Any advice? I'm ready to pay someone to do the last one, but I'm willing to try again if we missed something obvious.
Thanks!
Chris
 
So did it have a alluminum slde pin or steel one? If alluminum you can work the tie rod back and forth (on and off) and it will come off. If steel, you need a tool that you stick through the pin and pull it out. I would think harbor freight would have them. I would also think you could rent the whole tie rod removal tool and it should come with it. Was there not a spot to put a 1 5/16 in wrench on it?
 
So did it have a alluminum slde pin or steel one? If alluminum you can work the tie rod back and forth (on and off) and it will come off. If steel, you need a tool that you stick through the pin and pull it out. I would think harbor freight would have them. I would also think you could rent the whole tie rod removal tool and it should come with it. Was there not a spot to put a 1 5/16 in wrench on it?
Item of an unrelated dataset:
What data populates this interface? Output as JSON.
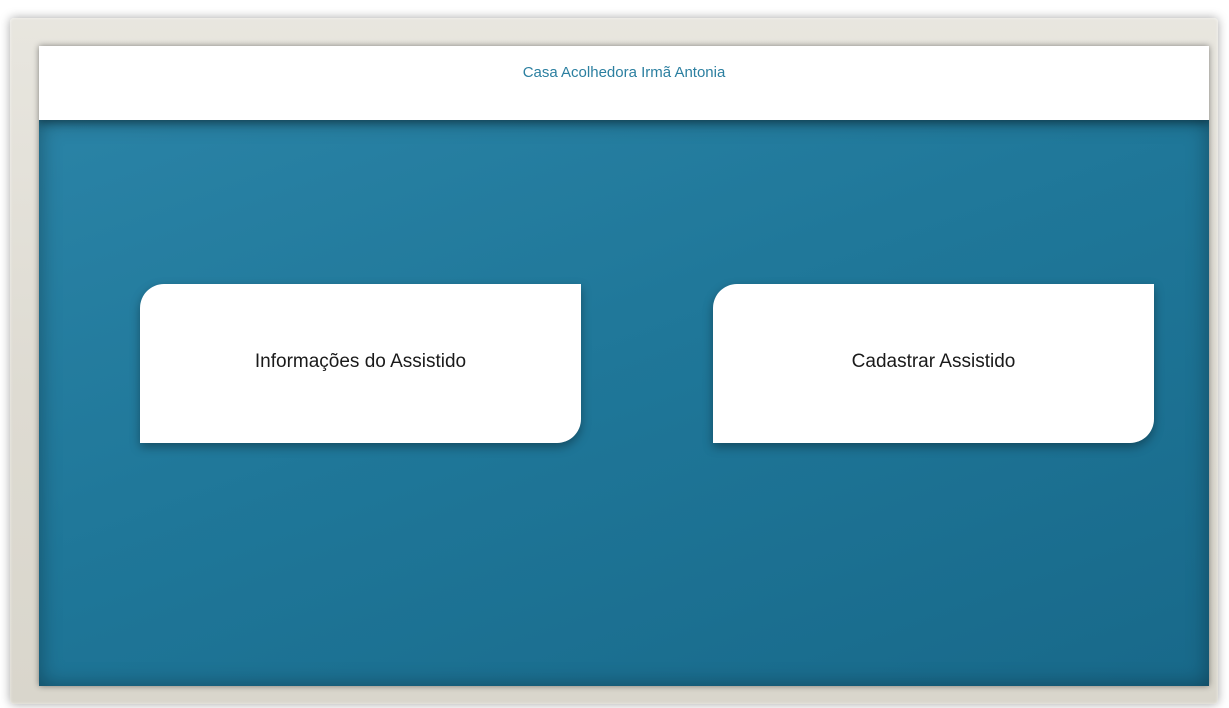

Well they weren't really slide pins, they appeared to be more like rolled pins. I had the (what seemed to be complete) tie rod removal tool kit, with a 1 5/16" socket, but it just kept slipping off. :shrug: Frustrating, since, after fighting a little bit with the pass side, we were sure we could knock out the driver's side in mere minutes...:notnice:

Thanks!
Chris
 
Hmmmm. So if they have roll pins then it's already been replaced and you'll need the tool to pull them out. I'm gonna meet with my buddy tomorrow and I'll snap a pic of the tool. I've never used it but the way it sounded like a cut cotter pin that has a hook on one side that you stick inside the roll pin and clip it on the other side and pull out. :idunno: since I've never seen it though. I just asked him and he said it's a specialty tool and they might not sell that tool any more anymore. I mentioned northstar alignment products might sell it or matco or snap on. He also mentioned you could drill it out too.
 
Now you see why I recommended replacing the rack. By this time you have sweated and used up enough time to pay for the difference in the cost of the rack...
 
my 86 had roll pins. I just drilled them out. They're soft and only go in the rack portion about a quarter inch. Turn the wheels all the way to the drivers side to expose the rack teeth. One side is flat so use a big crescent wrench to hold the rack, and use another to break the tie rod loose. R & R each side from rack 30 min. I used TRW inners which had a set screw instead of a pin
 
my 86 had roll pins. I just drilled them out. They're soft and only go in the rack portion about a quarter inch. Turn the wheels all the way to the drivers side to expose the rack teeth. One side is flat so use a big crescent wrench to hold the rack, and use another to break the tie rod loose. R & R each side from rack 30 min. I used TRW inners which had a set screw instead of a pin

I used the same method. It worked good for me too.